Apple’s App Store changes are only a start. But how will it all end?

In the last week, Apple has announced that it’s making a few changes to its App Store rules. These have run the gamut in importance, with some potentially having substantial ramifications to the status quo, while others seem to do little more than pay lip service to the displeasure of developers. But they have one thing in common: they’re the result of outside forces targeting Apple’s marketplace.

But even as these risks have been dealt with, more threats are massing on the horizon. The App Store remains the company’s most significant vulnerability, the one that has put them in the crosshairs of competitors, regulators, and legislators alike. The real issue Apple needs to consider is not whether the App Store will evolve, but how.

Pros and concessions

In these last two weeks’ worth of developments—particularly in the case of Apple’s choice to allow “reader” apps to link to their sites from inside the app—one thing has become abundantly clear: Apple is willing to make concessions.

The magnitude of those concessions is a different matter entirely. In this case, the App Store Small Business Program, announced last year, is perhaps the perfect example. While cutting its percentage of revenue from 30 percent to 15 percent might seem significant (hey, it’s half as much!), the caveat that it applies only to developers with less than $1 million in sales lessens the blow to Apple’s bottom line substantially. External estimates peg the percentage of developers under that threshold at around 98 percent, suggesting that the vast majority of the tens of billions that the App Store makes in revenue stems mainly from a small number of very profitable developers.

This is the pattern that we can expect to see from Apple as it faces down these challenges: it wants high-profile announcements that look great but don’t actually require it to give away the farm. Yes, the App Store’s revenue will probably grow slower with the Small Business Program in place than without, but Apple’s still going to make plenty of revenue regardless.

The missing link

Last week’s announcement that Apple will allow links from within reader apps to external sites is likewise structured to appear as though it’s a big win for Apple without doing too much damage to the company’s bottom line.

For one thing, the rule only applies within this category of “reader” apps. While Apple says it will be updating its App Store guidelines with more details, the current rules already define reader apps as follows:

3.1.3(a) “Reader” Apps: Apps may allow a user to access previously purchased content or content subscriptions (specifically: magazines, newspapers, books, audio, music, and video).
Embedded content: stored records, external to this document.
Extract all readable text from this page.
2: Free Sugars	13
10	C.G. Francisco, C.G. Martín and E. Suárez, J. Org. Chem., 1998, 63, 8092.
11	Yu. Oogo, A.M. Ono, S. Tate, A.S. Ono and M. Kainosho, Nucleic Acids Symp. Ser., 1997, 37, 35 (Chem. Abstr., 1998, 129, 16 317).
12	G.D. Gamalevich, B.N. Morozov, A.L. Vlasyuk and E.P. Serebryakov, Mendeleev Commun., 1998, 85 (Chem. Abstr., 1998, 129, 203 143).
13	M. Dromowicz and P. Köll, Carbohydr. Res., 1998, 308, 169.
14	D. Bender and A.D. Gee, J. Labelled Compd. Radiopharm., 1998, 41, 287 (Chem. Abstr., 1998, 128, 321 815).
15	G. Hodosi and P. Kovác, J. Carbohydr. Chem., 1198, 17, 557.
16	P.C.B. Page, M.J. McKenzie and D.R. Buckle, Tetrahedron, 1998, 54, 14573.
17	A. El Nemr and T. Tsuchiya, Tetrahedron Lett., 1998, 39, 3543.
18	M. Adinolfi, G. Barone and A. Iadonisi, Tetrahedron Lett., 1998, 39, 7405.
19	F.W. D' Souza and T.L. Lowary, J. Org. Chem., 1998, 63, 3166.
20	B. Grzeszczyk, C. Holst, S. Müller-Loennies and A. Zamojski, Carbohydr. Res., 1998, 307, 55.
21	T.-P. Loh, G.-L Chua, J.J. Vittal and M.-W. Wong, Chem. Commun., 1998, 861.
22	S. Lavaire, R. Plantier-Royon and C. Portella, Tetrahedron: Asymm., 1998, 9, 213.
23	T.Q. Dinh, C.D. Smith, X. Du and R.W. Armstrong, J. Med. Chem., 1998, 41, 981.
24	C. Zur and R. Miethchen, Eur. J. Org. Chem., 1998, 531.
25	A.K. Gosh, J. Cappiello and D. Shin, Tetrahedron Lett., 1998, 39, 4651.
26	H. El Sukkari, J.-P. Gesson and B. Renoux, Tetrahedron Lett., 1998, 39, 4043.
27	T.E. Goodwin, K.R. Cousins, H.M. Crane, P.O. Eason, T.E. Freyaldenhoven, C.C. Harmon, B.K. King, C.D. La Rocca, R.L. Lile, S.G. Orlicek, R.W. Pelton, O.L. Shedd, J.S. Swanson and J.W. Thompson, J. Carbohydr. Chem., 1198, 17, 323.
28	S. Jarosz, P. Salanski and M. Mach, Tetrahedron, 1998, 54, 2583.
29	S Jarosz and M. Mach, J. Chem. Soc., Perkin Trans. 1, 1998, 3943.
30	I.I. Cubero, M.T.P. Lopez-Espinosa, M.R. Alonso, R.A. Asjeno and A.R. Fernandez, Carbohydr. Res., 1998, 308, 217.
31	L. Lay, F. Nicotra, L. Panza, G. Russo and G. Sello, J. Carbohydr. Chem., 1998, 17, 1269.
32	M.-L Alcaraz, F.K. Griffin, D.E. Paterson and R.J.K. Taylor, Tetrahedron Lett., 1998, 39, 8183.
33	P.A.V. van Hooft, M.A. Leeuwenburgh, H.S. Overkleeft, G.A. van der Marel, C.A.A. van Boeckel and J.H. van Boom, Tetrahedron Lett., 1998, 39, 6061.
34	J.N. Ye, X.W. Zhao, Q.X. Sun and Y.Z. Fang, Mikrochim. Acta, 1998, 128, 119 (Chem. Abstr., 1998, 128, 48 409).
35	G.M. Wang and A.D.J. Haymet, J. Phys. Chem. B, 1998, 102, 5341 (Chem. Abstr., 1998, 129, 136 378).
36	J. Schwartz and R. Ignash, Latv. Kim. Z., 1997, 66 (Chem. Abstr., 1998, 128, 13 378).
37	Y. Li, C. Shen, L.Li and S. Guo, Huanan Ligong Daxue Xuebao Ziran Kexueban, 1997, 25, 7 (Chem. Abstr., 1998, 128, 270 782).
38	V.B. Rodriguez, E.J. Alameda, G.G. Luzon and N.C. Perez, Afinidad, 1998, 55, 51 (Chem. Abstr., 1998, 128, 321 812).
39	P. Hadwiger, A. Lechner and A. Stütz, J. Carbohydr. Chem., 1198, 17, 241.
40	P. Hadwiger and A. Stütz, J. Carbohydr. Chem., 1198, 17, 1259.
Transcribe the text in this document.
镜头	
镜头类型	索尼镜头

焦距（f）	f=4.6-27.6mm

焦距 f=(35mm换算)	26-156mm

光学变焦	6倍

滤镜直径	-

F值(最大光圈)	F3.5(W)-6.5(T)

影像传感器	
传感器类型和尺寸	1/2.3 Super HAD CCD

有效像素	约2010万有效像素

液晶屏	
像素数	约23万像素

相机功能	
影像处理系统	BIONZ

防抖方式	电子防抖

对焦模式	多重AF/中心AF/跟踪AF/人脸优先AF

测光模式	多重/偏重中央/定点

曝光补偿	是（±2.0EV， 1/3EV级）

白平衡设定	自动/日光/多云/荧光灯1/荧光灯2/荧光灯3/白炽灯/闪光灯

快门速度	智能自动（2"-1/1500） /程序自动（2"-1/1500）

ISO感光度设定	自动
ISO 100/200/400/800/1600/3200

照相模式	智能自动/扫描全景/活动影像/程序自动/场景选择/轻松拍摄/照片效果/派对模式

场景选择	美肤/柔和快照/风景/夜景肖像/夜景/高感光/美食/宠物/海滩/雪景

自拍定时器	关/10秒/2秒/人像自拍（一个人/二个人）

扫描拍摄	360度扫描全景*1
On the one hand, big players like Amazon and Netflix fit into this category. But, on the other hand, because these apps were already free to download and neither currently use Apple’s in-app payment system, Apple wasn’t directly making any revenue off them anyway. (iOS, however, does accrue value from having those services available.)

Netflix iPhone
A “reader” app lets users access previously purchased content or content subscriptions. The Netflix app is considered a reader app.
Ayiman Mohanty/Unsplash

So Apple gets to tout a loosening of rules, makes it easier for customers of those high-profile reader apps, and—just for kicks—gets to put a thumb in the eye of big, profitable companies that don’t benefit from the change…such as game developer Epic, with which Apple is already engaged in a legal battle over the use of third-party payment systems.

The oncoming storm

All of this leads us to the next tightrope Apple’s going to have to walk. This week South Korea passed legislation that prevents platform owners, such as Apple and Google, from forcing third-party developers to use their built-in in-app purchase system. India’s government is thought to be eyeing a similar move, and the European Union and the U.S. Congress have also raised concerns.

The question is how Apple is going to deal with this issue. Despite contentions to the contrary, I don’t believe the concessions the company has already made are enough to let it escape the scrutiny of regulators. But is there middle ground when it comes to requiring developers to use Apple’s in-app purchase system? It’s hard to see what concessions Apple could offer that would allow it to maintain its status quo.

And the bigger question is… should it maintain that status quo?

Despite loosening strictures, Apple can’t seem to escape the fundamental image problem that the App Store has become, which is that the tightness with which the company holds to the revenue that the store generates has long seemed out of step with the way that Apple has traditionally done business. The company prides itself on making products that combine its acumen at hardware and software to deliver devices that surprise and delight its customers.

But with the company’s focus on finding more growth in Services, the App Store has become a prime generator of revenue for the company, helping boost the division to the point where it’s second only to the iPhone. While one can’t begrudge a corporation trying to turn the biggest profit it can, it’s hard for many long-time customers to not feel as though something ineffable has been lost. And the more Apple tightens its grip, the more that goodwill will slip through its fingers.